Food insecurity is the state of not having reliable access to sufficient food and is one of the leading causes of chronic hunger in Africa.
Although South Africa experienced food insecurity even before the COVID-19 lockdown — 11% of South Africans (about 6.5 million people) suffered from hunger — this increased significantly over the last year as a result of measures implemented to prevent the spread of COVID-19. During hard levels of lockdown, the Coronavirus Rapid Mobile Survey (Crams), published in July 2020, found that 47% of adults surveyed, reported that their household ran out of money to buy food in April 2020. Between May and June, 21% said that someone in the household went hungry in the previous 7 days and 15% that a child went hungry in the previous week.
Access to sufficient food is crucial for pregnant women and growing children. An estimated 27% of children under the age of 5 in South Africa are stunted.
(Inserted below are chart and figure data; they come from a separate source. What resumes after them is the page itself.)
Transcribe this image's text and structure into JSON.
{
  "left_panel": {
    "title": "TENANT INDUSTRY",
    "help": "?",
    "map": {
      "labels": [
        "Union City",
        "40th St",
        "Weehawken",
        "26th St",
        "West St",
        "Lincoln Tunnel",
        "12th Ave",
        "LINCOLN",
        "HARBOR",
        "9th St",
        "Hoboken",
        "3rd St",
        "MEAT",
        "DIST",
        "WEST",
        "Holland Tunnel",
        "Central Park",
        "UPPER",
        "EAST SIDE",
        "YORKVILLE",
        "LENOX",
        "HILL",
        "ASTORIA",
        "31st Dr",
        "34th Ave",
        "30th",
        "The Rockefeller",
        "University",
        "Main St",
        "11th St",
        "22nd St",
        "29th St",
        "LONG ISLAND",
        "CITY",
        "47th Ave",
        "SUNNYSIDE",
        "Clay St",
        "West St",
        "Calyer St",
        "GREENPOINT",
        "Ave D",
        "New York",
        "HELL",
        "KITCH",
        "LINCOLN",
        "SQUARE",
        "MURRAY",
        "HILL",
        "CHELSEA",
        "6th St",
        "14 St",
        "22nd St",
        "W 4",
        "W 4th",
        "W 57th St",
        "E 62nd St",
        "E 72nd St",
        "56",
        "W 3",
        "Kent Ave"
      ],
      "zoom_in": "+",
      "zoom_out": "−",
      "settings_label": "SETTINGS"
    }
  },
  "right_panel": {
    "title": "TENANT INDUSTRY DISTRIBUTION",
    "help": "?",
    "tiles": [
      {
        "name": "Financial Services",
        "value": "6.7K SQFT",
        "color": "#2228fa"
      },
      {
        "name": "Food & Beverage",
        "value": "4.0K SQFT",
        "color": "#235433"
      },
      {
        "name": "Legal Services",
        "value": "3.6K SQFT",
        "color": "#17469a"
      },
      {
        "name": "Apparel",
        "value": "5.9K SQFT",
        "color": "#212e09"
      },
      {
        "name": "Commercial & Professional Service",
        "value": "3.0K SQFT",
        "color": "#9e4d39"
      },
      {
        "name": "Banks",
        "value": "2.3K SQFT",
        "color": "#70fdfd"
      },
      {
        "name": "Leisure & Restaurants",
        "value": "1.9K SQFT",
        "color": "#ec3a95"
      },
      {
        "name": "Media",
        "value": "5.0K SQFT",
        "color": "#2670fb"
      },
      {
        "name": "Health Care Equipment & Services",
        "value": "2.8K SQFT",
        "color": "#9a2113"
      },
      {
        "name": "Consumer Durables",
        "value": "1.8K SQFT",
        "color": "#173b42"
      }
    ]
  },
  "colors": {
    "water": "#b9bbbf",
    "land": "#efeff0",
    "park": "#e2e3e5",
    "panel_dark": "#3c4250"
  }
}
This means that they experienced a lack of nutrients in the womb that can result in lifelong challenges.
Children who are stunted are more likely to face learning difficulties. They’re also highly likely to experience health issues in their adulthood, including diabetes and obesity.
In addition to hard lockdowns, South African social grants are not sufficient to sustain households. This leaves many of our population reliant on social relief offered by non-governmental organisations (nonprofits / NGOs / NPOs).
“In Witzenberg we’ve had queues of up to 250 people at our food kitchen”
“Everything went more ‘deurmekaar’ with lockdown,” says Naomi Betana of the Witzenberg Justice Coalition, a social movement that works in the rural farming areas just north of Paarl in the Western Cape. “More and more poor families didn’t have access to food. Even farmworkers – who create the food – didn’t have access.”
Many people lost their jobs and were left with no money to buy food. Others were stranded with no transport to supermarkets.
“It’s been tough,” Betana says. “We’ve had queues of 200 to 250 people at our food kitchen. Mostly children and mothers. Hardship increased a lot during this time.”